Obergericht
Urteil: Sieben statt sechs Jahre Gefängnis für Anlagebetrüger

Das Solothurner Obergericht hat in einem Fall von Anlagebetrug in der Region Olten ein Urteil gefällt. Dabei wurden die Strafen gegen die vier Angeklagten im Wesentlichen bestätigt. Die Strafe wurde nur beim Hauptangeklagten verschärft.

Drucken
Teilen
Obergerichtsaal. Hier wurde das Urteil gefällt. (Archiv)

Obergerichtsaal. Hier wurde das Urteil gefällt. (Archiv)

Oliver Menge

Verschärft wurde die Strafe gegen den deutschen Hauptangeklagten. Er muss sieben statt sechs Jahre ins Gefängnis, wie Radio 32 berichtet.

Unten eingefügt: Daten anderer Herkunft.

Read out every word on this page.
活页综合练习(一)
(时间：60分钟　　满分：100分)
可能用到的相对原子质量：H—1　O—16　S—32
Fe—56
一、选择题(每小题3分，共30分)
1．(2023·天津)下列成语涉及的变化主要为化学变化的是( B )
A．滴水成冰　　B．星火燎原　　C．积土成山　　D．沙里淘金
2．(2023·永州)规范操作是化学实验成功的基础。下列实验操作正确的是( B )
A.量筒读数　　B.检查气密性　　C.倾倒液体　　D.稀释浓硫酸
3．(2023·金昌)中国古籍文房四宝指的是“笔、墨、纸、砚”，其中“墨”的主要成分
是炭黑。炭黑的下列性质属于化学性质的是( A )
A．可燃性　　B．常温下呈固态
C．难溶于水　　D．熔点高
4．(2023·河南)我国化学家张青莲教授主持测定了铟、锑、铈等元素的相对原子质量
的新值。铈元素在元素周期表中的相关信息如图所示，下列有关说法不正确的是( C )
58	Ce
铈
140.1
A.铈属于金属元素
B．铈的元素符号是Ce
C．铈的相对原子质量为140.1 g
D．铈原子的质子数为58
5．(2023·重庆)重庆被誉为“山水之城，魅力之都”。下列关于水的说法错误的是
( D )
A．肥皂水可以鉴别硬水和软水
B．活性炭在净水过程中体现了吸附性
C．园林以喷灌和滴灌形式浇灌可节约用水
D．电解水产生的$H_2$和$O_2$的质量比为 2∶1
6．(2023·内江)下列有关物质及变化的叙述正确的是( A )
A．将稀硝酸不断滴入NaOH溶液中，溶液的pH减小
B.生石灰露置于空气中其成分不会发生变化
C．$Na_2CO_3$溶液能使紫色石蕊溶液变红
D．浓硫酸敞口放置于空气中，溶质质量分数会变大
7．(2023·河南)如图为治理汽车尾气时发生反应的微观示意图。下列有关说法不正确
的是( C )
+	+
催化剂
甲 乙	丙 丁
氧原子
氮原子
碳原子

Vor zwei Jahren hat das Amtsgericht Olten-Gösgen vier Männer, zwei Schweizer und zwei Deutsche, wegen Anlagebetrug verurteilt. Bei den Schweizern handelt es sich um einen Treuhänder aus Olten und seinem Schwiegersohn.

15 Millionen Franken

58 Kunden wurden von den Männern betrogen. Die Geschädigten verloren insgesamt über 15 Millionen Franken. Das Solothurner Obergericht hat nun die Strafe gegen die zwei Schweizer bestätigt.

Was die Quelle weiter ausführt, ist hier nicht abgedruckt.